$\epsilon \frac{d^2y}{dx^2}+2\frac{dy}{dx}+2y=0, y(0) = \alpha, y(1) = \beta$
Since we have the general form:
$\epsilon \frac{d^2y}{dx^2}+a(x)\frac{dy}{dx}+b(x)y=0$
we can see that $a(x) = 2 >0$ so our boundary layer is near $x=0$.
Outer Solution:
Setting $\epsilon = 0$ we get
$2y' + 2y = 0, y(1) = \beta$
$y(x) = \beta e^{1-x}$
Inner Solution:
Here I am unsure how to make the following transformation
let $y(x) = Y(X)$, $x = \delta X$, $\delta = \delta(\epsilon)$
Following my lecture notes they went from
$\epsilon y'' + x^2y' - y = 0$ -> $\frac{\epsilon}{\delta^2}Y'' + \delta X^2Y' - Y = 0$
What you are doing is going from $x$, which when changed a little bit in the boundary layer makes $y$ change a lot, to a variable $X$, which is like $x$, but stretched out so that $y$ doesn't change as quickly.
So, you have $x=\delta(\epsilon)X$, so you have to work out how the derivatives change.
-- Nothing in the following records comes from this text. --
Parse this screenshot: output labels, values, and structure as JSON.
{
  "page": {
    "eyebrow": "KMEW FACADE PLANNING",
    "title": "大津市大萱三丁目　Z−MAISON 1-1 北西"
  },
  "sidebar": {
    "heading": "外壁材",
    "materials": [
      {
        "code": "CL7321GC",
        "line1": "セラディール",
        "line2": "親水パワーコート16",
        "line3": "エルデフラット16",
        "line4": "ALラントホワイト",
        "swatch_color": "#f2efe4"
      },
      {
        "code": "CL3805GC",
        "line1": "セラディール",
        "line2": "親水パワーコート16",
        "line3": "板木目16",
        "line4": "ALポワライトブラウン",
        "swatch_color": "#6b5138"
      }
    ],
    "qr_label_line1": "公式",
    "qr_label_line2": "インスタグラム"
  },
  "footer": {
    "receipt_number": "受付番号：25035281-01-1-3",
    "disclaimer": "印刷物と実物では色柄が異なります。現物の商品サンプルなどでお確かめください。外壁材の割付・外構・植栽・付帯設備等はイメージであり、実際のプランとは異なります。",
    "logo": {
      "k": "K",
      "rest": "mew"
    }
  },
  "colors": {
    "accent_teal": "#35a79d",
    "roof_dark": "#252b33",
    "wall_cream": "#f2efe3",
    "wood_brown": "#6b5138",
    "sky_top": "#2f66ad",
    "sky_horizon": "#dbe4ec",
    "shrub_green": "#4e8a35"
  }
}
Use the chain rule $$ \frac{\mathrm d}{\mathrm dx}=\frac{\mathrm dX}{\mathrm dx}\frac{\mathrm d}{\mathrm dX}=\frac{1}{\delta}\frac{\mathrm d}{\mathrm dX}. $$ So the new equation is $$\frac{\epsilon}{\delta^2}Y''(X)+\frac{2}{\delta}Y'(X)+2Y=0 $$ and the boundary condition is $Y(0)=0$. You next have to use the method of dominant balance to work out what $\delta(\epsilon)$ should be.